Three years ago I decided to start posting the “Nest Project” on line, well it didn’t happen as I got sidetracked and did not put in the needed effort to compile words with the images. Being seduced by the lure of the tactile I find it much harder to place thoughts and words to the creative nature of the mixed media works than it is to build them. This project was intended to stop after three years, but it seems to have become a continual ongoing experience that alters and changes yet continues to inspire. Now here I am amidst adventuring six plus years into mixed media and textile works that have been inspired due to the three plus years of creating hand-built birds nests that ironically no bird will ever nest in. “Who will hear the last bird sing?” is an ecological project that has held one constant rule, that all media used must be found, recycled, or up-cycled from reuse, thrift stores and garage sales.
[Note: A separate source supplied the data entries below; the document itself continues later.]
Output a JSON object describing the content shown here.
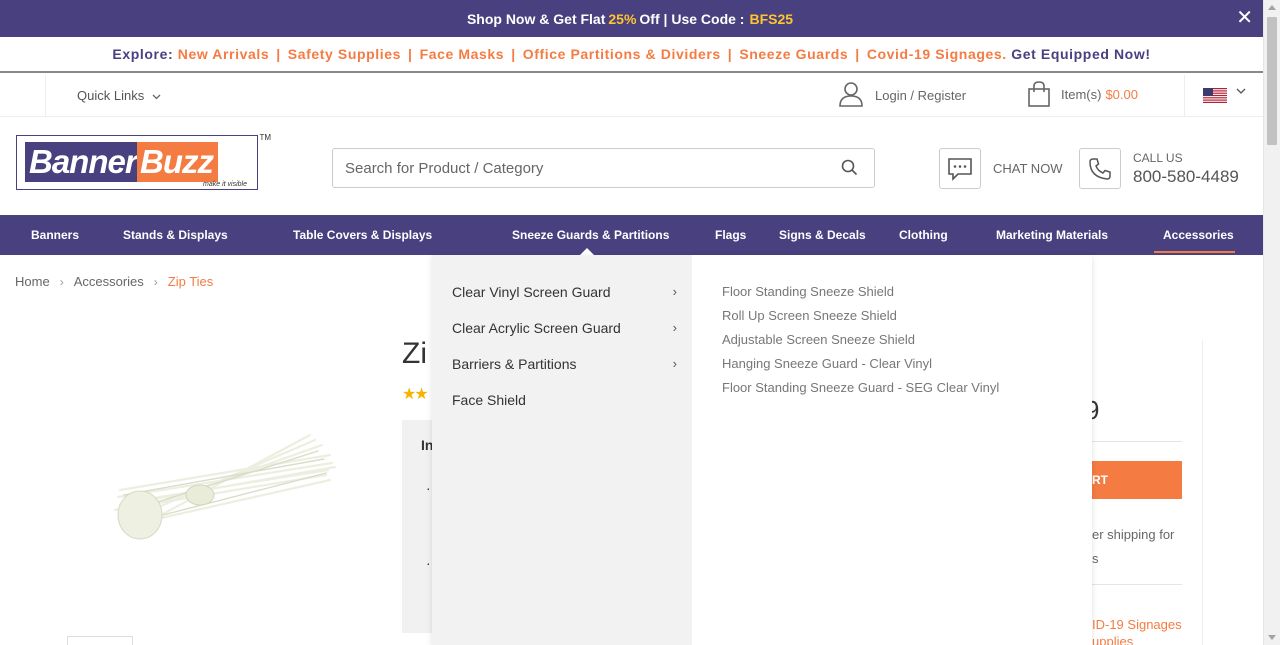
{
  "promo": {
    "prefix": "Shop Now & Get Flat",
    "percent": "25%",
    "middle": "Off | Use Code :",
    "code": "BFS25",
    "close": "✕"
  },
  "explore": {
    "label": "Explore:",
    "links": [
      "New Arrivals",
      "Safety Supplies",
      "Face Masks",
      "Office Partitions & Dividers",
      "Sneeze Guards",
      "Covid-19 Signages"
    ],
    "separator": "|",
    "dot": ".",
    "cta": "Get Equipped Now!"
  },
  "util": {
    "quick_links": "Quick Links",
    "login": "Login / Register",
    "cart_label": "Item(s)",
    "cart_amount": "$0.00"
  },
  "header": {
    "logo_part1": "Banner",
    "logo_part2": "Buzz",
    "logo_tagline": "make it visible",
    "logo_tm": "TM",
    "search_placeholder": "Search for Product / Category",
    "chat_label": "CHAT NOW",
    "call_label": "CALL US",
    "call_number": "800-580-4489"
  },
  "nav": {
    "items": [
      "Banners",
      "Stands & Displays",
      "Table Covers & Displays",
      "Sneeze Guards & Partitions",
      "Flags",
      "Signs & Decals",
      "Clothing",
      "Marketing Materials",
      "Accessories"
    ]
  },
  "breadcrumb": {
    "items": [
      "Home",
      "Accessories",
      "Zip Ties"
    ],
    "sep": "›"
  },
  "product": {
    "title_fragment": "Zi",
    "stars": "★★",
    "info_fragment": "In",
    "bullet": "·",
    "price_fragment": "9",
    "cart_fragment": "RT",
    "shipping_fragment1": "er shipping for",
    "shipping_fragment2": "s",
    "covid_fragment1": "ID-19 Signages",
    "covid_fragment2": "upplies"
  },
  "mega_menu": {
    "sub_categories": [
      {
        "label": "Clear Vinyl Screen Guard",
        "has_children": true
      },
      {
        "label": "Clear Acrylic Screen Guard",
        "has_children": true
      },
      {
        "label": "Barriers & Partitions",
        "has_children": true
      },
      {
        "label": "Face Shield",
        "has_children": false
      }
    ],
    "links": [
      "Floor Standing Sneeze Shield",
      "Roll Up Screen Sneeze Shield",
      "Adjustable Screen Sneeze Shield",
      "Hanging Sneeze Guard - Clear Vinyl",
      "Floor Standing Sneeze Guard - SEG Clear Vinyl"
    ],
    "chevron": "›"
  },
  "colors": {
    "brand_purple": "#48407f",
    "brand_orange": "#f47c42",
    "promo_highlight": "#ffc52f"
  }
}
So once again I shall begin.
Photographing the nests is in itself another extension of the creative process as set up and lighting need be considered. Thinking about and deciding how to effectively showcase these varied works is not taken lightly, many hours of preparation have gone into the images that will be posted.
The nest on the left built by a Tree Swallow was photographed in a mini-museum at the tourist info booth in Fort Faser BC. The work glove is part of the “Nest Project” created from the thought of who will hold the last bird if we don’t start taking care of the natural environment now. Red embroidery based on a photograph taken of a bird in flight is stitched onto a work glove. Red is used as a symbol of life and life giving.
There are multiple layers of thought that go into the process of creating as there are of viewers interpretation of the work. For example, dependant on ones outlook the glove can represent the idea of industry that destroys natural environments by growing megamono-culture foods dependant on pesticides and herbicides that robs birds of safe nesting sites, security and food… or it can represent what we as a community can do to help birds in their plight by planting native plant gardens. By growing native to your area plants in the city and along roadsides native species of bugs, bees and pollinators as well as birds may be helped to survive.